Ratings agency Moody’s has placed Royal Bank of Scotland’s (RBS) credit ratings on review for downgrade after Britain’s Treasury said it was considering breaking up the bank.
The government, which holds an 81 percent stake, has appointed Rothschild to examine whether to transfer RBS’ remaining toxic loans into a so-called “bad bank” leaving the “good bank” better placed to lend.
Moody’s said its decision was in response to the uncertainty for bondholders that resulted from the government’s move. It said some of the options being considered by the government could result in losses for creditors.
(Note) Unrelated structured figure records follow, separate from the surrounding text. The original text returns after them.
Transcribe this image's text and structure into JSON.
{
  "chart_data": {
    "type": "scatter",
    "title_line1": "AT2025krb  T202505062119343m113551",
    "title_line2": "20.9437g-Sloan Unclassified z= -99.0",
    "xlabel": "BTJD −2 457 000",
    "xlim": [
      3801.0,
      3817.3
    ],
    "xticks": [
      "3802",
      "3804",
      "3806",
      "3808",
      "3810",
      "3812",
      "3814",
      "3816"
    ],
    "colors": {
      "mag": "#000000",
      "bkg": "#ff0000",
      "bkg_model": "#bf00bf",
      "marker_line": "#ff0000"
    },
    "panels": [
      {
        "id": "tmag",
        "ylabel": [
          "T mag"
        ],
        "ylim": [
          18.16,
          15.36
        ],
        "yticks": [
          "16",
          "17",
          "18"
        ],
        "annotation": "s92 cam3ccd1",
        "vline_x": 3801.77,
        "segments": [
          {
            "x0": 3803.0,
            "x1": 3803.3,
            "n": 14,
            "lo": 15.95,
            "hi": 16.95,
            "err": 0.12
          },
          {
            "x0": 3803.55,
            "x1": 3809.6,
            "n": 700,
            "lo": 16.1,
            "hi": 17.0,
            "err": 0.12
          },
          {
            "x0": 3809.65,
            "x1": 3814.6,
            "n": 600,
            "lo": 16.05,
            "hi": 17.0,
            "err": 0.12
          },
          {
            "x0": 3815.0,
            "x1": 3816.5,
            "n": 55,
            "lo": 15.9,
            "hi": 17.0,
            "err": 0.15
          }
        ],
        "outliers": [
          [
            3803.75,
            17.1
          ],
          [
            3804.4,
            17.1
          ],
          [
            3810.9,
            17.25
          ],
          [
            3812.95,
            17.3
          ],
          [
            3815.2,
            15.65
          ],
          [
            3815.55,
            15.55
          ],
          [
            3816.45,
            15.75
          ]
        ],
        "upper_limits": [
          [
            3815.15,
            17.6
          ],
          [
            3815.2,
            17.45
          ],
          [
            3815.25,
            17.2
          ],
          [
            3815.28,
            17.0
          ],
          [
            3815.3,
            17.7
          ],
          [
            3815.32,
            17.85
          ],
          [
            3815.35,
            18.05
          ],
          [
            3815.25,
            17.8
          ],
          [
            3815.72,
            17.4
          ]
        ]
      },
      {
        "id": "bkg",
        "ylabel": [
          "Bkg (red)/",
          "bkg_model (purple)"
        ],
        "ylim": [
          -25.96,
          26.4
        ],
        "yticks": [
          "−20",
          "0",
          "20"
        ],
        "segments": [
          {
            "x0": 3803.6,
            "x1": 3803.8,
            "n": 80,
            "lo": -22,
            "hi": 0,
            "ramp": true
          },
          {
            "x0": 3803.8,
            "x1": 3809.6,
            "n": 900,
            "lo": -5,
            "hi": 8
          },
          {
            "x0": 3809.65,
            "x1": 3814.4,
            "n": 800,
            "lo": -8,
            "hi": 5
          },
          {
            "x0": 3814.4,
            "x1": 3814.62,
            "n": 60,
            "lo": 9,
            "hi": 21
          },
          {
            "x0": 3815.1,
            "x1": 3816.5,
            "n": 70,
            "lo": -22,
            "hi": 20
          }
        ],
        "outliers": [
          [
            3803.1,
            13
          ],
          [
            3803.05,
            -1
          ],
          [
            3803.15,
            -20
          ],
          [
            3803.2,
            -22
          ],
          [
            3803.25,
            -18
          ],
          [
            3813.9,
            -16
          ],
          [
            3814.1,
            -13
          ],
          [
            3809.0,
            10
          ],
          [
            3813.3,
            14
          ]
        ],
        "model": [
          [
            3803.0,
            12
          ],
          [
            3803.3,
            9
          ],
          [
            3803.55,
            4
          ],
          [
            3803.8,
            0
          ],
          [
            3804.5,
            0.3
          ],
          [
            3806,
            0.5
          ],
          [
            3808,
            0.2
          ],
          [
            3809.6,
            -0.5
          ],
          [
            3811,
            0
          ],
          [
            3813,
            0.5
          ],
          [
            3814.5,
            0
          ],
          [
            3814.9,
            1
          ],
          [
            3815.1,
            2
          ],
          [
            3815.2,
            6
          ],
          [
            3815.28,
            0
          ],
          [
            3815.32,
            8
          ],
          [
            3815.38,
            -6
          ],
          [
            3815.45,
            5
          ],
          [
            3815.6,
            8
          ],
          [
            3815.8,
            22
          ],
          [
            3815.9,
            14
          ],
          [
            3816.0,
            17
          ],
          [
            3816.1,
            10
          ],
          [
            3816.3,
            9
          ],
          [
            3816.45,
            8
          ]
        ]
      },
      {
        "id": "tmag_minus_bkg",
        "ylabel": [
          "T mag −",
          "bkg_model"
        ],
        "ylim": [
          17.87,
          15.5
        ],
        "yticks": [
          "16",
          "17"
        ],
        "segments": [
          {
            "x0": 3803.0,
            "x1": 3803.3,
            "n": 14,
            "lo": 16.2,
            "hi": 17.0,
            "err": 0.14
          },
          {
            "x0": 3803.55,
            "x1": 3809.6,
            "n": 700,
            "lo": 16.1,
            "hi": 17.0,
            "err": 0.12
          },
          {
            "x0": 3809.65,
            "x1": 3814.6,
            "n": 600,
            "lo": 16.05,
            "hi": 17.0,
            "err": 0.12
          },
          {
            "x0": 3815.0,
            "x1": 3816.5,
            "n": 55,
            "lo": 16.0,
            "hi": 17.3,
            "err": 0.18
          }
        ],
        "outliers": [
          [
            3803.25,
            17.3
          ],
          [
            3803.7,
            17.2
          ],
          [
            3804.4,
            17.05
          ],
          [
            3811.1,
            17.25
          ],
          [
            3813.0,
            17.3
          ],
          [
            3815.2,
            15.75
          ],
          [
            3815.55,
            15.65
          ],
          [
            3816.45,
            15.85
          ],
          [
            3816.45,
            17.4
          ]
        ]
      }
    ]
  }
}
“The heightened level of uncertainty is likely to remain at least until the publication of the government’s conclusion from its assessment, after which Moody’s expects to conclude its ratings review,” the agency said.
However, Moody’s said that the probability of losses to RBS creditors remained low.
The government said this week that it expected to conclude its review into a possible breakup by the autumn.
Moody’s said it had placed on review for downgrade RBS’s “D+” standalone bank financial strength rating, its “A3” long-term debt and deposit ratings and the bank’s subordinated debt and junior capital instruments.
Meanwhile, the BBC reported on Friday that the Treasury had been approached by sovereign wealth funds and private-equity businesses to buy about 10 percent of part-nationalized Lloyds Banking Group.
The Treasury declined to comment on the Lloyds report and the RBS downgrade.